Thalamic stimulation largely elicits orthodromic, rather than antidromic, cortical activation in an auditory thalamocortical slice.

Stimulation of the medial geniculate body in an auditory thalamocortical slice elicits a short-latency current sink in the middle cortical layers, as would be expected following activation of thalamocortical relay neurons. However, corticothalamic neurons can have axon collaterals that project to the middle layers, thus, a middle-layer current sink could also result from antidromic activation of corticothalamic neurons and their axon collaterals. The likelihood of thalamic stimulation activating corticothalamic neurons would be reduced substantially if the corticothalamic pathway was not well preserved in the slice, and/or if the threshold for antidromic activation was significantly higher than for orthodromic activation. To determine the prevalence and threshold of antidromic activation, we recorded intracellularly from day 14-17 mouse brain slices containing infragranular cortical neurons while stimulating the medial geniculate or thalamocortical pathway. Antidromic spikes were confirmed by spike collision and characterized according to spike latency "jitter" and the ability to follow a high-frequency (100 Hz) stimulus train. The ability to follow a 100-Hz tetanus was a reliable indicator of antidromic activation, but both antidromic and orthodromic spikes could have low jitter.
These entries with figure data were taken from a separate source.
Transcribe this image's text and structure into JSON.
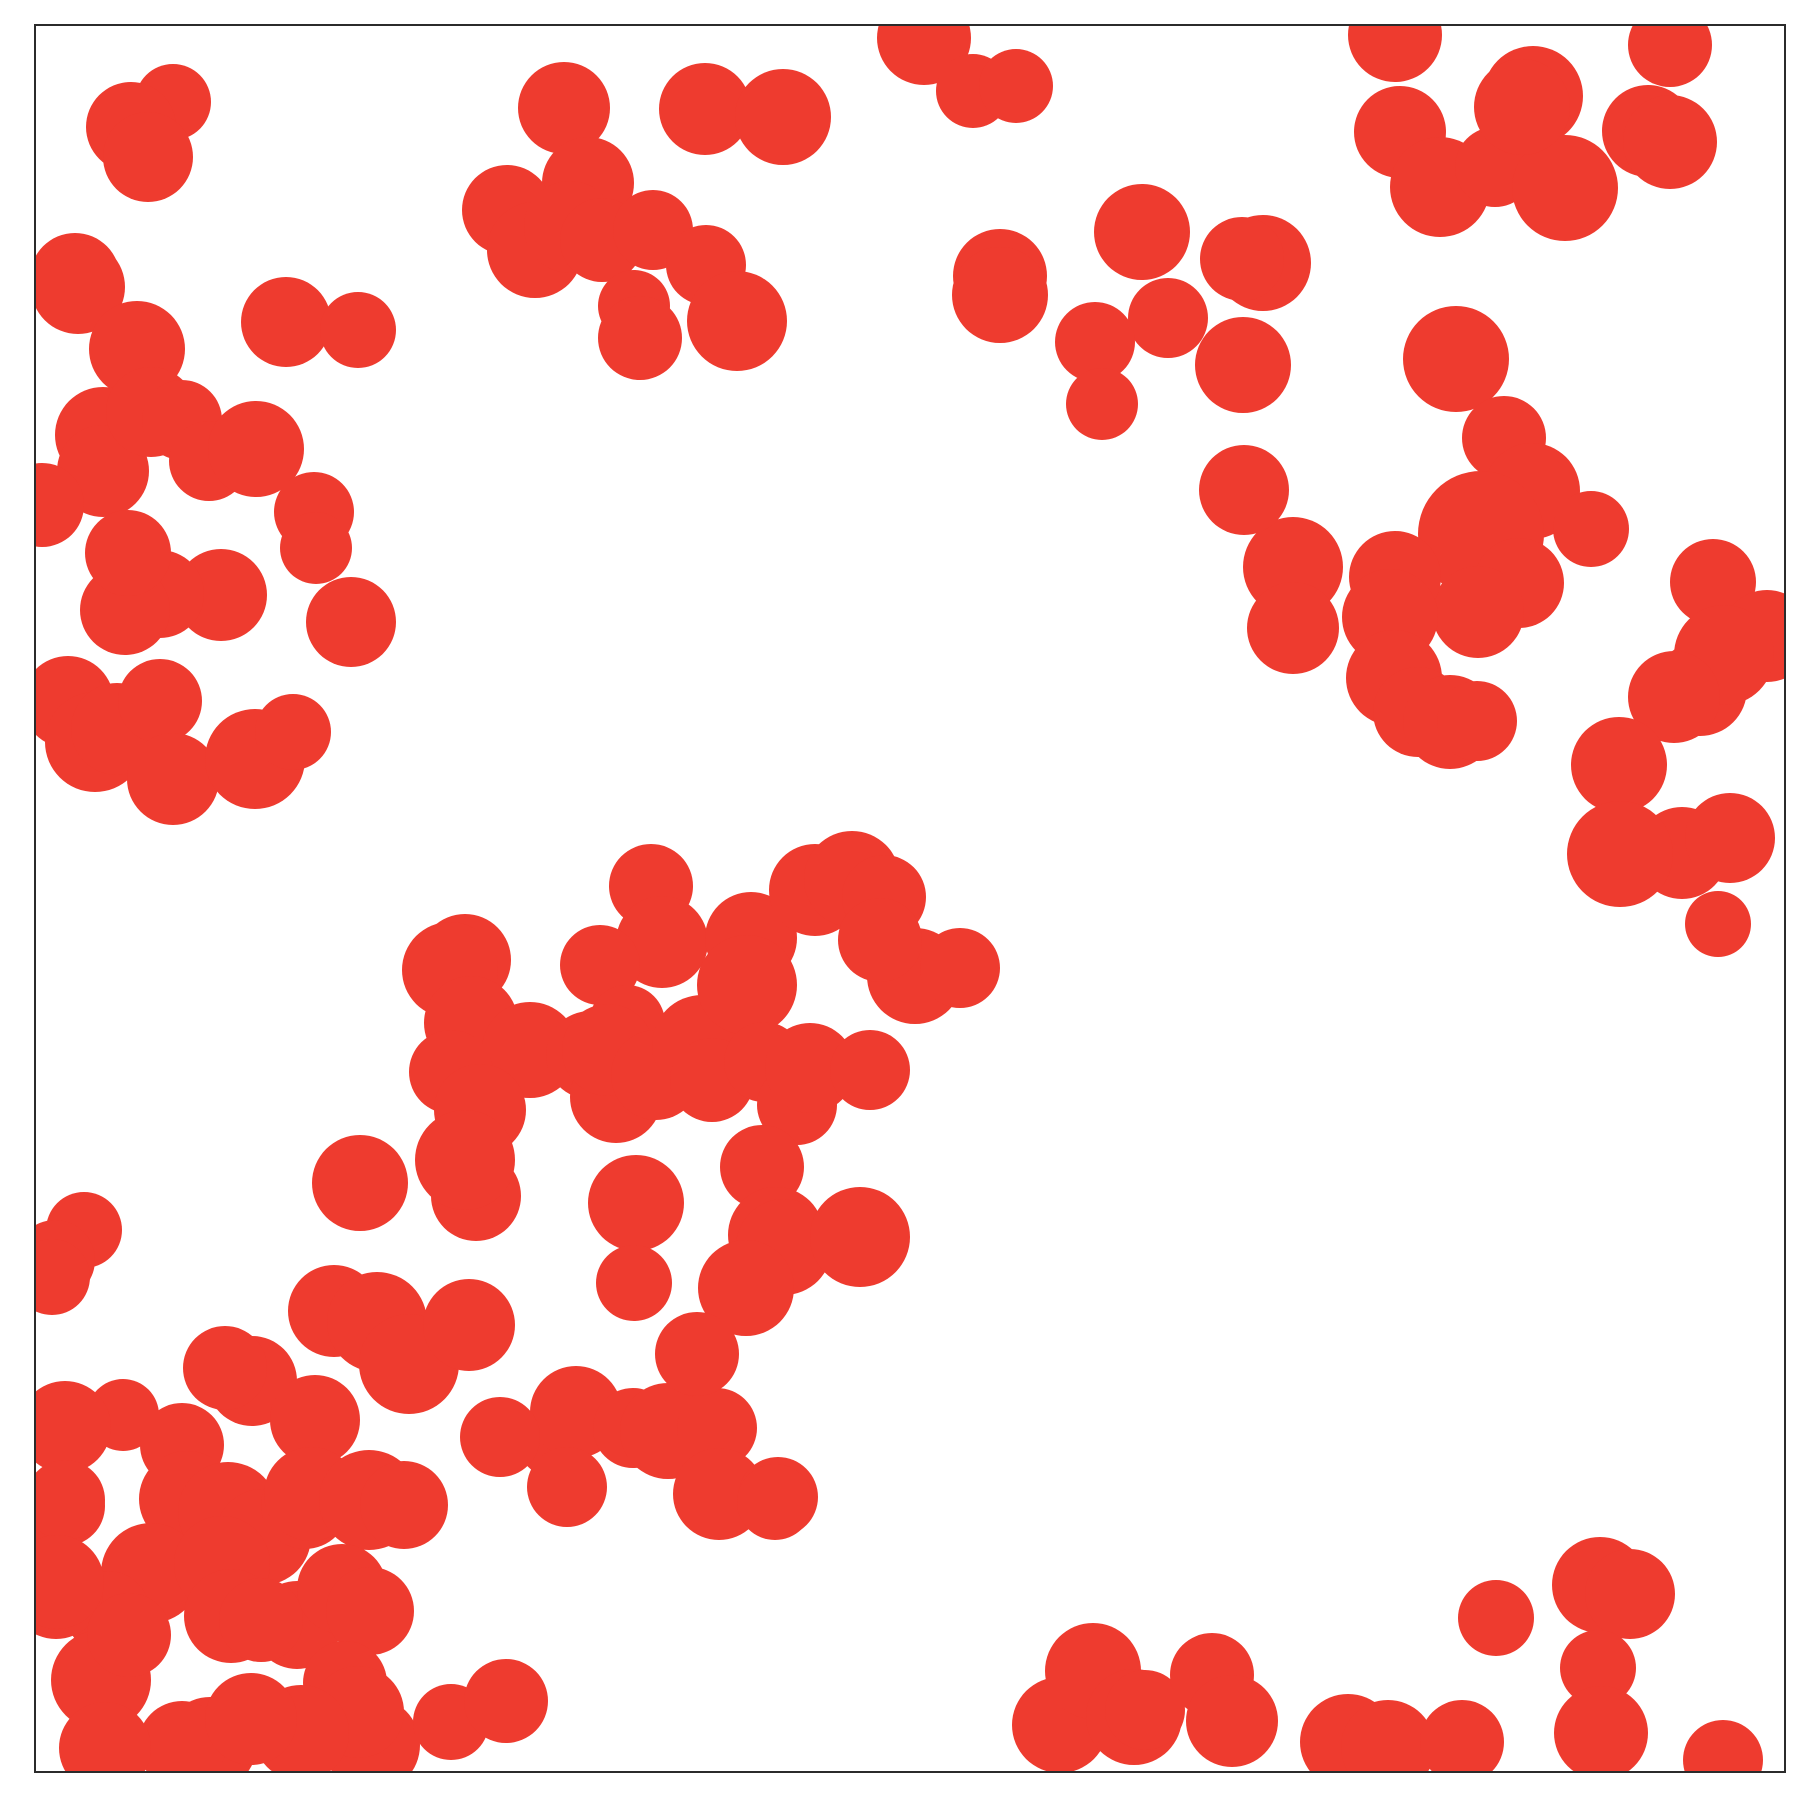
{
  "colors": {
    "circle_fill": "#EE3B2F",
    "frame_stroke": "#2B2B2B",
    "background": "#FFFFFF"
  },
  "frame": {
    "x_range": [
      35,
      1785
    ],
    "y_range": [
      25,
      1772
    ]
  },
  "circles": [
    [
      173,
      102,
      38
    ],
    [
      131,
      127,
      45
    ],
    [
      148,
      157,
      45
    ],
    [
      564,
      108,
      46
    ],
    [
      588,
      183,
      46
    ],
    [
      705,
      109,
      46
    ],
    [
      783,
      117,
      48
    ],
    [
      924,
      38,
      47
    ],
    [
      973,
      91,
      37
    ],
    [
      1016,
      86,
      37
    ],
    [
      1395,
      35,
      47
    ],
    [
      1670,
      45,
      42
    ],
    [
      1400,
      132,
      46
    ],
    [
      1440,
      187,
      50
    ],
    [
      1533,
      96,
      50
    ],
    [
      1495,
      167,
      40
    ],
    [
      1565,
      188,
      53
    ],
    [
      1648,
      131,
      46
    ],
    [
      1670,
      142,
      47
    ],
    [
      1522,
      107,
      48
    ],
    [
      507,
      210,
      45
    ],
    [
      535,
      250,
      48
    ],
    [
      570,
      227,
      46
    ],
    [
      602,
      240,
      42
    ],
    [
      653,
      230,
      40
    ],
    [
      706,
      265,
      40
    ],
    [
      634,
      306,
      36
    ],
    [
      640,
      338,
      42
    ],
    [
      737,
      321,
      50
    ],
    [
      1000,
      276,
      47
    ],
    [
      1000,
      295,
      48
    ],
    [
      1142,
      232,
      48
    ],
    [
      1263,
      263,
      48
    ],
    [
      1242,
      259,
      42
    ],
    [
      1168,
      318,
      40
    ],
    [
      1095,
      342,
      40
    ],
    [
      1102,
      404,
      36
    ],
    [
      1243,
      365,
      48
    ],
    [
      1456,
      359,
      53
    ],
    [
      1504,
      438,
      42
    ],
    [
      1485,
      519,
      46
    ],
    [
      1532,
      491,
      48
    ],
    [
      1481,
      534,
      63
    ],
    [
      1591,
      529,
      38
    ],
    [
      1519,
      583,
      45
    ],
    [
      1478,
      612,
      46
    ],
    [
      1395,
      577,
      46
    ],
    [
      1293,
      567,
      50
    ],
    [
      1293,
      628,
      46
    ],
    [
      1390,
      617,
      48
    ],
    [
      1394,
      678,
      48
    ],
    [
      1418,
      712,
      45
    ],
    [
      1450,
      722,
      47
    ],
    [
      1477,
      721,
      40
    ],
    [
      1244,
      490,
      45
    ],
    [
      1713,
      582,
      43
    ],
    [
      1767,
      636,
      46
    ],
    [
      1700,
      689,
      47
    ],
    [
      1724,
      655,
      50
    ],
    [
      1674,
      697,
      46
    ],
    [
      1619,
      765,
      48
    ],
    [
      1682,
      853,
      46
    ],
    [
      1730,
      838,
      45
    ],
    [
      1620,
      854,
      53
    ],
    [
      1718,
      924,
      33
    ],
    [
      75,
      278,
      45
    ],
    [
      78,
      287,
      47
    ],
    [
      137,
      349,
      48
    ],
    [
      286,
      322,
      45
    ],
    [
      358,
      330,
      38
    ],
    [
      103,
      435,
      48
    ],
    [
      103,
      471,
      46
    ],
    [
      151,
      412,
      45
    ],
    [
      182,
      420,
      40
    ],
    [
      209,
      461,
      40
    ],
    [
      256,
      449,
      48
    ],
    [
      314,
      512,
      40
    ],
    [
      316,
      548,
      36
    ],
    [
      351,
      622,
      45
    ],
    [
      221,
      595,
      46
    ],
    [
      160,
      594,
      44
    ],
    [
      125,
      610,
      45
    ],
    [
      128,
      553,
      43
    ],
    [
      42,
      505,
      42
    ],
    [
      68,
      702,
      46
    ],
    [
      95,
      742,
      50
    ],
    [
      117,
      729,
      46
    ],
    [
      160,
      701,
      42
    ],
    [
      173,
      779,
      46
    ],
    [
      255,
      759,
      50
    ],
    [
      293,
      732,
      38
    ],
    [
      465,
      960,
      46
    ],
    [
      450,
      970,
      48
    ],
    [
      471,
      1023,
      47
    ],
    [
      530,
      1050,
      48
    ],
    [
      451,
      1072,
      42
    ],
    [
      480,
      1110,
      46
    ],
    [
      590,
      1055,
      44
    ],
    [
      616,
      1097,
      46
    ],
    [
      651,
      886,
      42
    ],
    [
      662,
      942,
      46
    ],
    [
      600,
      965,
      40
    ],
    [
      627,
      1023,
      38
    ],
    [
      608,
      1050,
      46
    ],
    [
      656,
      1075,
      45
    ],
    [
      702,
      1045,
      50
    ],
    [
      712,
      1080,
      42
    ],
    [
      751,
      938,
      46
    ],
    [
      747,
      985,
      50
    ],
    [
      764,
      1062,
      40
    ],
    [
      797,
      1105,
      40
    ],
    [
      810,
      1068,
      45
    ],
    [
      815,
      890,
      46
    ],
    [
      852,
      879,
      48
    ],
    [
      884,
      897,
      42
    ],
    [
      915,
      976,
      48
    ],
    [
      960,
      968,
      40
    ],
    [
      870,
      1070,
      40
    ],
    [
      880,
      940,
      42
    ],
    [
      762,
      1167,
      42
    ],
    [
      776,
      1235,
      48
    ],
    [
      784,
      1247,
      48
    ],
    [
      860,
      1237,
      50
    ],
    [
      746,
      1288,
      48
    ],
    [
      636,
      1203,
      48
    ],
    [
      634,
      1283,
      38
    ],
    [
      84,
      1230,
      38
    ],
    [
      55,
      1260,
      40
    ],
    [
      476,
      1196,
      45
    ],
    [
      465,
      1160,
      50
    ],
    [
      360,
      1183,
      48
    ],
    [
      334,
      1311,
      46
    ],
    [
      377,
      1322,
      50
    ],
    [
      409,
      1364,
      50
    ],
    [
      469,
      1325,
      46
    ],
    [
      252,
      1381,
      45
    ],
    [
      225,
      1368,
      42
    ],
    [
      315,
      1420,
      45
    ],
    [
      123,
      1415,
      36
    ],
    [
      65,
      1427,
      46
    ],
    [
      182,
      1445,
      42
    ],
    [
      187,
      1499,
      48
    ],
    [
      65,
      1506,
      40
    ],
    [
      48,
      1520,
      40
    ],
    [
      228,
      1512,
      50
    ],
    [
      263,
      1537,
      48
    ],
    [
      305,
      1505,
      44
    ],
    [
      311,
      1494,
      47
    ],
    [
      369,
      1500,
      50
    ],
    [
      404,
      1505,
      44
    ],
    [
      151,
      1573,
      50
    ],
    [
      108,
      1613,
      42
    ],
    [
      56,
      1592,
      47
    ],
    [
      101,
      1680,
      50
    ],
    [
      129,
      1635,
      42
    ],
    [
      222,
      1564,
      48
    ],
    [
      231,
      1616,
      47
    ],
    [
      297,
      1625,
      44
    ],
    [
      261,
      1620,
      42
    ],
    [
      342,
      1589,
      45
    ],
    [
      370,
      1611,
      44
    ],
    [
      345,
      1683,
      42
    ],
    [
      372,
      1745,
      48
    ],
    [
      358,
      1712,
      46
    ],
    [
      301,
      1733,
      48
    ],
    [
      210,
      1744,
      47
    ],
    [
      182,
      1745,
      44
    ],
    [
      251,
      1719,
      46
    ],
    [
      105,
      1748,
      46
    ],
    [
      451,
      1722,
      38
    ],
    [
      506,
      1701,
      42
    ],
    [
      555,
      1440,
      38
    ],
    [
      576,
      1412,
      46
    ],
    [
      633,
      1428,
      40
    ],
    [
      668,
      1431,
      48
    ],
    [
      500,
      1437,
      40
    ],
    [
      567,
      1487,
      40
    ],
    [
      717,
      1428,
      40
    ],
    [
      719,
      1494,
      46
    ],
    [
      778,
      1497,
      40
    ],
    [
      697,
      1354,
      42
    ],
    [
      775,
      1502,
      38
    ],
    [
      1060,
      1725,
      48
    ],
    [
      1093,
      1671,
      48
    ],
    [
      1134,
      1717,
      48
    ],
    [
      1145,
      1710,
      40
    ],
    [
      1212,
      1675,
      42
    ],
    [
      1232,
      1721,
      46
    ],
    [
      1348,
      1742,
      48
    ],
    [
      1388,
      1747,
      47
    ],
    [
      1462,
      1742,
      42
    ],
    [
      1496,
      1618,
      38
    ],
    [
      1600,
      1585,
      48
    ],
    [
      1630,
      1594,
      45
    ],
    [
      1598,
      1668,
      38
    ],
    [
      1601,
      1733,
      47
    ],
    [
      1723,
      1760,
      40
    ],
    [
      52,
      1277,
      38
    ],
    [
      65,
      1500,
      40
    ],
    [
      57,
      1582,
      47
    ]
  ]
}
Thalamic stimulation produced antidromic activation in two of 69 infragranular cortical neurons (<3%), indicating the presence of antidromic activity, but implying a limited corticothalamic connection in the slice. Antidromic spikes in 13 additional neurons were obtained by stimulating axons in the thalamocortical pathway. The antidromic threshold averaged 214+/-40.6 microA (range 6-475 microA), over seven times the orthodromic threshold for medial geniculate-evoked responses in layer IV extracellular (28+/-5.4 microA) or intracellular (27+/-5.6 microA) recordings. We conclude that medial geniculate stimulation activates relatively few corticothalamic neurons. Conversely, low-intensity thalamic stimulation strongly activates thalamocortical neurons. Thus, at low-stimulus intensities, the auditory thalamocortical slice can be used to probe mechanisms of thalamocortical function with limited antidromic activation of corticothalamic neurons.